You might argue that it was naive ever to think that Fox, whose career and fortune were built at Coca-Cola, would threaten the neoliberal hegemony. But Unger’s fiercest challenge is to the accepted nostrums and prescriptions of the Left. To some, Nestor Kirchner, Argentina’s new President, with his rejection of International Monetary Fund proscriptions, appears to offer a successful Left alternative. Unger does not agree: “He expresses the ideology of resistance, but has no project or strategy for national development or programme of institutional reconstruction.” Venezuela’s Hugo Chavez, he argues, “combines authoritarian populism with a mishmash of concessions to business interests”.

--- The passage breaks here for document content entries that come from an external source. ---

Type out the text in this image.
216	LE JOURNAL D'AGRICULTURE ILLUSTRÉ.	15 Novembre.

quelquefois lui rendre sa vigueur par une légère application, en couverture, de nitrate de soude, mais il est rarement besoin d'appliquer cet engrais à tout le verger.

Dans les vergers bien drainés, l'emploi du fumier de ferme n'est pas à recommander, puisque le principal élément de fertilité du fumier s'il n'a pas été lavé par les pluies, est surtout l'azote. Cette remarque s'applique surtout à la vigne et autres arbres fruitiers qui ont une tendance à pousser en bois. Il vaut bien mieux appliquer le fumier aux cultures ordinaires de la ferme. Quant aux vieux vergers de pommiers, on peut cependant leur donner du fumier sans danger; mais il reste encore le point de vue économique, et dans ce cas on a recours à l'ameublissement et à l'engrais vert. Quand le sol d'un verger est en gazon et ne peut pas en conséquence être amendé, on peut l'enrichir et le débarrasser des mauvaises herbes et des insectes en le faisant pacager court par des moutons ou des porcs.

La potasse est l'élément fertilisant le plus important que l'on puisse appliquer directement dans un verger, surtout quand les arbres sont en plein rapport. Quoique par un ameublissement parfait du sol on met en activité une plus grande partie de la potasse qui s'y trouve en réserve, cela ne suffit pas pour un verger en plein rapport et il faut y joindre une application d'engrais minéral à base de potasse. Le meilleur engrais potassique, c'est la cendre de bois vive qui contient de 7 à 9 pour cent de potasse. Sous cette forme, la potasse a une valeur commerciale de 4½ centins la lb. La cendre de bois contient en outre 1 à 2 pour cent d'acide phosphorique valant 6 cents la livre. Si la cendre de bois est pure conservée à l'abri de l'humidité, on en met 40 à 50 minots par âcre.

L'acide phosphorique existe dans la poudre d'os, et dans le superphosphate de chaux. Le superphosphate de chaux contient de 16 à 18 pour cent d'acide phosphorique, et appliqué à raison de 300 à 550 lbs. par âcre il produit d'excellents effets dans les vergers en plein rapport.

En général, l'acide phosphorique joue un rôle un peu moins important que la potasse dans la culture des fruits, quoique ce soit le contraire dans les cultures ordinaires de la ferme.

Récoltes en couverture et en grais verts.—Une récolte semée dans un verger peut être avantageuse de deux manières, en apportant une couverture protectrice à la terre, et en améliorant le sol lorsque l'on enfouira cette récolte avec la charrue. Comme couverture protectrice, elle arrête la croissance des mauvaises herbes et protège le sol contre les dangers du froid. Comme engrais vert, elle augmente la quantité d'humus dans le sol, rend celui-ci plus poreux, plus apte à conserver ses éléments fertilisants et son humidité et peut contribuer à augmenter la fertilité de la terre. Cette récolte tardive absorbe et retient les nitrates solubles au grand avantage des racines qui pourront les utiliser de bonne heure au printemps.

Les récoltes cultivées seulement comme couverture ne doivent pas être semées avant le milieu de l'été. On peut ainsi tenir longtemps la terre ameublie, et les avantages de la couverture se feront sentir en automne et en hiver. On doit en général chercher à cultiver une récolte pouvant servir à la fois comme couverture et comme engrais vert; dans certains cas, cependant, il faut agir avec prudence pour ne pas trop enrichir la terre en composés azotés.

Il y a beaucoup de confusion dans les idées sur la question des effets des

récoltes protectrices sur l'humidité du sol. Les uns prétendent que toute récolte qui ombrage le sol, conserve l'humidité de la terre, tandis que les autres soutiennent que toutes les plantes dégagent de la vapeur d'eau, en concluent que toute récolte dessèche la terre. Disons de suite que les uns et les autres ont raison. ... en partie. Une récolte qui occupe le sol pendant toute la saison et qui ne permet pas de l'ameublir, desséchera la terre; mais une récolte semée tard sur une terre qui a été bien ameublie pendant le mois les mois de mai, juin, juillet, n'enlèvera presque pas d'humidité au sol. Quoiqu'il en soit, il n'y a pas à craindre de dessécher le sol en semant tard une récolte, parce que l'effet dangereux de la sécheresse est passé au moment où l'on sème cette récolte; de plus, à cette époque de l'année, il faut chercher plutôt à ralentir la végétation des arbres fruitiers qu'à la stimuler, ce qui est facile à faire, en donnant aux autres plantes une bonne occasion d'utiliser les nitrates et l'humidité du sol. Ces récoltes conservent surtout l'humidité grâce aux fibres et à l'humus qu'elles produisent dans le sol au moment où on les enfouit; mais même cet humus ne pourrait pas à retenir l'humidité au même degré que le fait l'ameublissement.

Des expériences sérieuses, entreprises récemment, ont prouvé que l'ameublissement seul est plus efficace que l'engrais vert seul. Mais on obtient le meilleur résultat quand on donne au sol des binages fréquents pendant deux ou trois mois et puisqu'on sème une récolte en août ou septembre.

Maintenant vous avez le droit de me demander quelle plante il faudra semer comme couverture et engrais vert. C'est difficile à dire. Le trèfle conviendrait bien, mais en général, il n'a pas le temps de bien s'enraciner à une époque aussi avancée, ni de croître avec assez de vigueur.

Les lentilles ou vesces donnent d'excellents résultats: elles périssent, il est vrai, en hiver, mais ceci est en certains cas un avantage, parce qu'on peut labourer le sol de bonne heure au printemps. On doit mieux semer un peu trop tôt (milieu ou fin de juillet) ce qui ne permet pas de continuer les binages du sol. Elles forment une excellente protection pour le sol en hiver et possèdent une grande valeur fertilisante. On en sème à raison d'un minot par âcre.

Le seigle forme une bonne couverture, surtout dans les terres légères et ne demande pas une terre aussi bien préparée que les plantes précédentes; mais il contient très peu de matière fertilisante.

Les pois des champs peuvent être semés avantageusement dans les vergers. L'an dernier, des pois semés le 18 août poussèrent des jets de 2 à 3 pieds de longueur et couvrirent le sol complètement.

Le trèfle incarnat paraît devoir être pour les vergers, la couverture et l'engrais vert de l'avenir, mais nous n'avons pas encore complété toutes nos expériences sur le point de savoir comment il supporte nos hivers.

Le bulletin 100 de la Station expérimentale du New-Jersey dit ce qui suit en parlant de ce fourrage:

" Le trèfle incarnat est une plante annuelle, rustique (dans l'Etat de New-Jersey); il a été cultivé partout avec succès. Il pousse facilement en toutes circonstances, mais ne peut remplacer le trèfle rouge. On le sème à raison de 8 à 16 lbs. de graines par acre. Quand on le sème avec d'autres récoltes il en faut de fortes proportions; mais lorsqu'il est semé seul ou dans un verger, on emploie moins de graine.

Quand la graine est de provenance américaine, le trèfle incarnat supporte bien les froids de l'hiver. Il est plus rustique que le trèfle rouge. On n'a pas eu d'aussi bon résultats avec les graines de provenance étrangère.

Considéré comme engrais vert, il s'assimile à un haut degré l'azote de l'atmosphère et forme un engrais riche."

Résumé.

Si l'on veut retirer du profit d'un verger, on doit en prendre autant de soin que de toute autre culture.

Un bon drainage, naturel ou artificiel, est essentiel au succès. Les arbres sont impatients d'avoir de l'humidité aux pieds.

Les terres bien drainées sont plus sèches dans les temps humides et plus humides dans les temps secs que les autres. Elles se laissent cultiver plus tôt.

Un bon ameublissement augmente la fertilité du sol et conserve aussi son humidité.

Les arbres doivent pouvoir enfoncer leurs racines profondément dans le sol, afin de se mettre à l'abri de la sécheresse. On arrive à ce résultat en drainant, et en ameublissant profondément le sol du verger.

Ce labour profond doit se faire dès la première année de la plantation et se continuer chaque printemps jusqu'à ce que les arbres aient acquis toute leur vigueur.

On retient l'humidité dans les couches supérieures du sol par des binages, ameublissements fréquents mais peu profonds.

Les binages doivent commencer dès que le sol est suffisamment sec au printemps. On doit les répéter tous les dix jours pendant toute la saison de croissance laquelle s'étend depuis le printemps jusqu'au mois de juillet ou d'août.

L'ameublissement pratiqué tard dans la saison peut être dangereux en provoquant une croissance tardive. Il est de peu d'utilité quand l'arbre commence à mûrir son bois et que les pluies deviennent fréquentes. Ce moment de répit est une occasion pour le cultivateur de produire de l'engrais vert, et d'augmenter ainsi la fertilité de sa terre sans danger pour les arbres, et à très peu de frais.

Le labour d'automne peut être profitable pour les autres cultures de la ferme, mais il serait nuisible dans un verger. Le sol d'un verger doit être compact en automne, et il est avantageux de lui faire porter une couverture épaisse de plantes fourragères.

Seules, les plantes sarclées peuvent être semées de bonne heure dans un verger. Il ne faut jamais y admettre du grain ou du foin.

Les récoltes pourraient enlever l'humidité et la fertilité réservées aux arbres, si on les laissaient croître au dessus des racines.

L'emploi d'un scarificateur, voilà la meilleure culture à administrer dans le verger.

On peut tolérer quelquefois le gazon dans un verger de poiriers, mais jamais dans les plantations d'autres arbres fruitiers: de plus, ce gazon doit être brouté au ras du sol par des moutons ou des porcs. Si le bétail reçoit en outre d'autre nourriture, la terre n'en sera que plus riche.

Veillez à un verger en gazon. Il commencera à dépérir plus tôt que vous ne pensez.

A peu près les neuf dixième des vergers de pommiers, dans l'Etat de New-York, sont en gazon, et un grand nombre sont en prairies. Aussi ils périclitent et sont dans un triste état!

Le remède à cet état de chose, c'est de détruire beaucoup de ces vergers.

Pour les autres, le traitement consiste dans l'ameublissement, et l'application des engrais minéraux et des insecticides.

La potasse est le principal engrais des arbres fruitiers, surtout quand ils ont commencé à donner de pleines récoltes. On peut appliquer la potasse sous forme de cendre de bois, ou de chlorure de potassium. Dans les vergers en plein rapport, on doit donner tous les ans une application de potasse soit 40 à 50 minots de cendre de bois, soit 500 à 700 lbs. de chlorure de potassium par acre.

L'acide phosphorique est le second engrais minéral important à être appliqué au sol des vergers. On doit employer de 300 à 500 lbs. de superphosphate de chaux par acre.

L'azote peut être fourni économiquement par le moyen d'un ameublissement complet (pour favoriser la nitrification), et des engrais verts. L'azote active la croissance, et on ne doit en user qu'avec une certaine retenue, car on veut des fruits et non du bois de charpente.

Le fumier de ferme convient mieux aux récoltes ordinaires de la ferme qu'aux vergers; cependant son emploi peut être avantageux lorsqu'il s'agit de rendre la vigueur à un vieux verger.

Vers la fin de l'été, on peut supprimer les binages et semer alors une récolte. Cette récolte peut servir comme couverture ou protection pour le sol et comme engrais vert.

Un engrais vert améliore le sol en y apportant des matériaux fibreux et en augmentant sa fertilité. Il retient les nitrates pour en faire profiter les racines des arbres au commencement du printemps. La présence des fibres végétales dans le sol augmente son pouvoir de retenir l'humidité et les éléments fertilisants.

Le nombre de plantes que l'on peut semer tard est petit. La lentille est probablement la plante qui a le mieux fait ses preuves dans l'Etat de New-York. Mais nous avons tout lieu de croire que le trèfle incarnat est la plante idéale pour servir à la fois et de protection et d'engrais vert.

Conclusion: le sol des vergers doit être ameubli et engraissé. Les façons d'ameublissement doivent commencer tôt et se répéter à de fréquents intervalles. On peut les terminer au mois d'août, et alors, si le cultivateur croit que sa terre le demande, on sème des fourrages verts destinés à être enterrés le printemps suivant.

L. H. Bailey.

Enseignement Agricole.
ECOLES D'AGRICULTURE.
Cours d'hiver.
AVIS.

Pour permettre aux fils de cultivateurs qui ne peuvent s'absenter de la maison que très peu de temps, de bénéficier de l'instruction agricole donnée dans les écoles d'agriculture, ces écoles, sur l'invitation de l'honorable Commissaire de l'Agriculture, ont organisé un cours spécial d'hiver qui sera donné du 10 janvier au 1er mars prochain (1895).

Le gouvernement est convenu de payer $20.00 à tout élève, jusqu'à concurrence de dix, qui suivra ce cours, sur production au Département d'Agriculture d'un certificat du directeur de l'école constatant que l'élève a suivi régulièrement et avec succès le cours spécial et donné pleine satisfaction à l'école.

These limitations are symptomatic, he argues, of a “vacuum of ideas” in Latin America and on the global Left in general. He dismisses Marxism as a “mummified remnant” and argues that the European social democratic model offers only “consolation prizes” for those who acquiesce to exclusion from power structures. He sees Third Way theories as no better than “the First Way with sugar”. In this context, the Latin American Left’s ideal of a “tropical Sweden” is no solution.
Unger’s prescriptions have a touch of the mystical, referring to the need for ordinary people to “live big lives” and “to make ourselves more godlike”. The philosopher Richard Rorty says of Unger: “He doesn’t make moves in a game we know how to play.” Less friendly critics have dismissed him as utopian.
His critique of traditional leftism rejects both Labourism — “the Left should be based upon the working class, but we have to reinterpret what is the working class, which is everybody excluded from power and symbolic manipulation” — and statist dirigism. Markets are accepted, with the proviso that “the existing form of the market” is challenged with governments taking on the role of venture capitalist to fund social and economic experiments.
He argues that “capability” rather than “equality” should be the overriding purpose of the Left and argues for a model of social responsibility in which everybody spends part of their lives working for others.
Perhaps most challenging for the Left is his rejection of traditional progressive income taxation. He argues instead that upping the rate of taxes on consumption such as VAT is a far more effective way of getting the rich to contribute — and advocates compulsory saving. This should be underpinned by continuous experimentation with political institutions aimed at encouraging far greater participation.
Whether Brazil is ready for such radicalism is, he accepts, far from clear. He says: “Whether anywhere is ready in that sense can be debated.” But this philosopher’s attempt to turn ideas into action might offer one of the more intriguing spectacles of the political year.
What Should the Left Propose? Is published by Verso, £15.00.